In effect, UBS as an entity will still receive the commissions from retirement accounts, thus altering the firm’s gross compensation and potentially triggering a prohibited transaction under the fiduciary rule expansion—thus requiring deployment of the BICE. However, the adviser would still be able to service this relationships in a non-conflicted manner because the commissions would no longer factor into setting their level of pay, and so the adviser will not have an incentive to repeatedly trade in retirement accounts for the sake of higher bonuses, even though UBS would theoretically make more money. 

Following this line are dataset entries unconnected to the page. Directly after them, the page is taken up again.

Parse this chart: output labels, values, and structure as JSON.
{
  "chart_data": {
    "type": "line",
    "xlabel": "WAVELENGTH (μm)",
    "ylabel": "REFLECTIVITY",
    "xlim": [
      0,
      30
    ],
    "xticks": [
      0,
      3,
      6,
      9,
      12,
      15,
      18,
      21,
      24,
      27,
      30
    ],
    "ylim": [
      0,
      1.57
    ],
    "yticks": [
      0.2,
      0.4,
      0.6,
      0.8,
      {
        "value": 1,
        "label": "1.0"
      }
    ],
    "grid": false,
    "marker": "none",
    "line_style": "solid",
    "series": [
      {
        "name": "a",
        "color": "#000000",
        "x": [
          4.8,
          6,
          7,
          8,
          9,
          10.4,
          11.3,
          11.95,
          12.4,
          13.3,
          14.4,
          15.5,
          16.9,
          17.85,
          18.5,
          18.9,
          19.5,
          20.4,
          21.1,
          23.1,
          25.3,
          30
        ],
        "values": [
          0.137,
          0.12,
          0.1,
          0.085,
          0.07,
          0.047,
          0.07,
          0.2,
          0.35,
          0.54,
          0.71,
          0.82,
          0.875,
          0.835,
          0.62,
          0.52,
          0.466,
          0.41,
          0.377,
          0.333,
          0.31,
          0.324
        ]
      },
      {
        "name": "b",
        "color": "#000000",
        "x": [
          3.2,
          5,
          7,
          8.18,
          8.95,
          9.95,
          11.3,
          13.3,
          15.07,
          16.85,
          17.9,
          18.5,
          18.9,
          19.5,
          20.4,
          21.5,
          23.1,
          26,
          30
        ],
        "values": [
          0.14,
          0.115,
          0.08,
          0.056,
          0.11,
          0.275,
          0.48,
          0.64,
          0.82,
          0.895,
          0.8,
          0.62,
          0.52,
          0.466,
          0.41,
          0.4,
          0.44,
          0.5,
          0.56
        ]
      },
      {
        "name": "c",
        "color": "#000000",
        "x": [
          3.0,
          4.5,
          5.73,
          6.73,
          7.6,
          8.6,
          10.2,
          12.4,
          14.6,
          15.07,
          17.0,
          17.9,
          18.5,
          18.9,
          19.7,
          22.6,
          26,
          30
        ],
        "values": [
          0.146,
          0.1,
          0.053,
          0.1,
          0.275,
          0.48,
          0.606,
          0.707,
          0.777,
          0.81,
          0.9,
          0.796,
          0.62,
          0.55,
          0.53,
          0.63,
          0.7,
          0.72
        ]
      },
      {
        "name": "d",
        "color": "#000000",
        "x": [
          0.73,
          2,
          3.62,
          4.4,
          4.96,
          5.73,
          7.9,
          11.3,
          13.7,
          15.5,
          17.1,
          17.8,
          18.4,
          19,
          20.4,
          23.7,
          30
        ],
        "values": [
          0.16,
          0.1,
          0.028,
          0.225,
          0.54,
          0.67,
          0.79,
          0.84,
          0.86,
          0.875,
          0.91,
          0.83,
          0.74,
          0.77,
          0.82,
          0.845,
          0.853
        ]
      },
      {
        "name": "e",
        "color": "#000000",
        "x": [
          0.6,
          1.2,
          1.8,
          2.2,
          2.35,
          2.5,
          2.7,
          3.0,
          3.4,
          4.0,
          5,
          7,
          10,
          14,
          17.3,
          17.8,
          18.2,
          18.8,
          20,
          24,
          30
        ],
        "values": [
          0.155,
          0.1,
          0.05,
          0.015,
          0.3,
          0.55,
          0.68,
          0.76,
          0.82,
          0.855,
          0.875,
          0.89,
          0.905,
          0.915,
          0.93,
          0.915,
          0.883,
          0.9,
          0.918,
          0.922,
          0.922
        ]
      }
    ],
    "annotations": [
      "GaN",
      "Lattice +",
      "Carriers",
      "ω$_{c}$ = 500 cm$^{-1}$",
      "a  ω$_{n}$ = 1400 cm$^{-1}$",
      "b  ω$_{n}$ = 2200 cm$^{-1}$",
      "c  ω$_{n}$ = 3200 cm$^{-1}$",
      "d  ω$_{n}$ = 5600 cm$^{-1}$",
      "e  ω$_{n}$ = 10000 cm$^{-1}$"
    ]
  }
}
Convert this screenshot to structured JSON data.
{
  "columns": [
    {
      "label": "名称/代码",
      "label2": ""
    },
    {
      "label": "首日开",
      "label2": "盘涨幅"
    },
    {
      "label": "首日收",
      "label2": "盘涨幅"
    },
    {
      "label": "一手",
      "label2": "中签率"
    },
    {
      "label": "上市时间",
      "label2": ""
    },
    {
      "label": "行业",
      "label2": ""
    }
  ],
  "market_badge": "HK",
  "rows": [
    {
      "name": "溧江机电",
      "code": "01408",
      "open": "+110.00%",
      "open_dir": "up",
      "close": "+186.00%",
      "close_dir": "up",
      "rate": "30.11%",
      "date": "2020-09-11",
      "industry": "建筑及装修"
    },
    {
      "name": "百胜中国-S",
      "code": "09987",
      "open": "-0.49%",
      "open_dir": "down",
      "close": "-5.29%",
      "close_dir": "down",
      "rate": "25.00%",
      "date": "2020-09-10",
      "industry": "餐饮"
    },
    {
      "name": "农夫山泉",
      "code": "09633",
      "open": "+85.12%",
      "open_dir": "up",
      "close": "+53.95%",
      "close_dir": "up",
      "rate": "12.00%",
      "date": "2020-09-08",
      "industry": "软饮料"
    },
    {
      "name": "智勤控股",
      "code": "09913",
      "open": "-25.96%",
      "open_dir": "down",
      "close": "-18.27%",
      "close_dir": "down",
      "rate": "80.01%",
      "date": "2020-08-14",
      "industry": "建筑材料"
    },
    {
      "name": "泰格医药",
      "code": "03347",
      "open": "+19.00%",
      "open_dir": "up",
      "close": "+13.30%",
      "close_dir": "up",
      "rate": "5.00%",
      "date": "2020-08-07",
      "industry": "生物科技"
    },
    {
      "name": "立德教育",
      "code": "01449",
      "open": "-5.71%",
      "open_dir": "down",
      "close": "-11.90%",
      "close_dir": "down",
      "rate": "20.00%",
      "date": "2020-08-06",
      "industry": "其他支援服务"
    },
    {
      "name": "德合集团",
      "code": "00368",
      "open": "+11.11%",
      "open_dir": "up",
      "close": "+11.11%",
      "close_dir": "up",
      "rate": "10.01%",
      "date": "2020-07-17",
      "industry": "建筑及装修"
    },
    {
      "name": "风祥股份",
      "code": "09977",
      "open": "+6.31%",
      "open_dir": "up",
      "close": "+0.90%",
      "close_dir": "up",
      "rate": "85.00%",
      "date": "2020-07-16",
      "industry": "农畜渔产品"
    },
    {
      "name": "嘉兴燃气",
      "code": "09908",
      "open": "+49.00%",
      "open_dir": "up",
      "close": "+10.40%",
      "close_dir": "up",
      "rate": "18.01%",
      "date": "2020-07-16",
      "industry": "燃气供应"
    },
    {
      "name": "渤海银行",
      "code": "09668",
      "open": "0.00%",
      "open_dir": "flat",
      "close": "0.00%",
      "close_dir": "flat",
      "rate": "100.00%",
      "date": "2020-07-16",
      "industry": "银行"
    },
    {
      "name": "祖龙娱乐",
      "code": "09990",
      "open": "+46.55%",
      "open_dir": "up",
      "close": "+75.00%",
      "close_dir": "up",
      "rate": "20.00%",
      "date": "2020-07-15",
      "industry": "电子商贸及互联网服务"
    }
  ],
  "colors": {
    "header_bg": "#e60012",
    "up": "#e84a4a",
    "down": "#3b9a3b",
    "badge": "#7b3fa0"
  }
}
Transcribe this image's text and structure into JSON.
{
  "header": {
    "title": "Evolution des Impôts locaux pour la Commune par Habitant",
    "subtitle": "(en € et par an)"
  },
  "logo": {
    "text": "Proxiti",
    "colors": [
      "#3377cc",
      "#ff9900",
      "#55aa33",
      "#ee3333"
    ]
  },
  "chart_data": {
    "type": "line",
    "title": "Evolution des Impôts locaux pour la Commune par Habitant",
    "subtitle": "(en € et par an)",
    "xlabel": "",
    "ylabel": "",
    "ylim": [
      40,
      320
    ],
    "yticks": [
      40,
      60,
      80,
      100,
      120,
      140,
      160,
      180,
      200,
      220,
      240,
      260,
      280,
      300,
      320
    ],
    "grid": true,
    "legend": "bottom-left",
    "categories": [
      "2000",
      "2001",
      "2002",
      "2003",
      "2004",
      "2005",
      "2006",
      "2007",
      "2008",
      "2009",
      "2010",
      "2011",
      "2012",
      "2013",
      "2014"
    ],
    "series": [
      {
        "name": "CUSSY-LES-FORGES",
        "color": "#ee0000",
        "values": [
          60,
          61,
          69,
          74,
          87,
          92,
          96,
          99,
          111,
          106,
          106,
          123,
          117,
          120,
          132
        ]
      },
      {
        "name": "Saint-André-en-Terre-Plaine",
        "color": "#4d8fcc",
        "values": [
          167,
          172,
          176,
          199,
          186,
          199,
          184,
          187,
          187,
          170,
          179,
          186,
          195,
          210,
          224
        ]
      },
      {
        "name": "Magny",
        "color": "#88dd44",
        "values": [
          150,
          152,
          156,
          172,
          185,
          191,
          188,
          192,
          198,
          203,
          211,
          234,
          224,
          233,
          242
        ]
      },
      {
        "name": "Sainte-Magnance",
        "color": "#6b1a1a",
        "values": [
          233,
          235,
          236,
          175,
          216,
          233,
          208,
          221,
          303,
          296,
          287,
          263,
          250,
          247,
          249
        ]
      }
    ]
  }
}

The firm acknowledges it is trying to take a non-disruptive approach here, for both clients and advisers, given that the long-term future of the new conflict of interest standards are still uncertain. As many have argued during the lengthy process it took to get the fiduciary rule in place, there are clients who would surely pay less (potentially a lot less) under the old commission-based models than they would under a new asset-based fee. Simple logic confirms clients who do not frequently trade their holdings are served better by paying up-front commissions rather than by being required to repeatedly pay the adviser/broker an asset-based fee for advisory services they do not really want/need.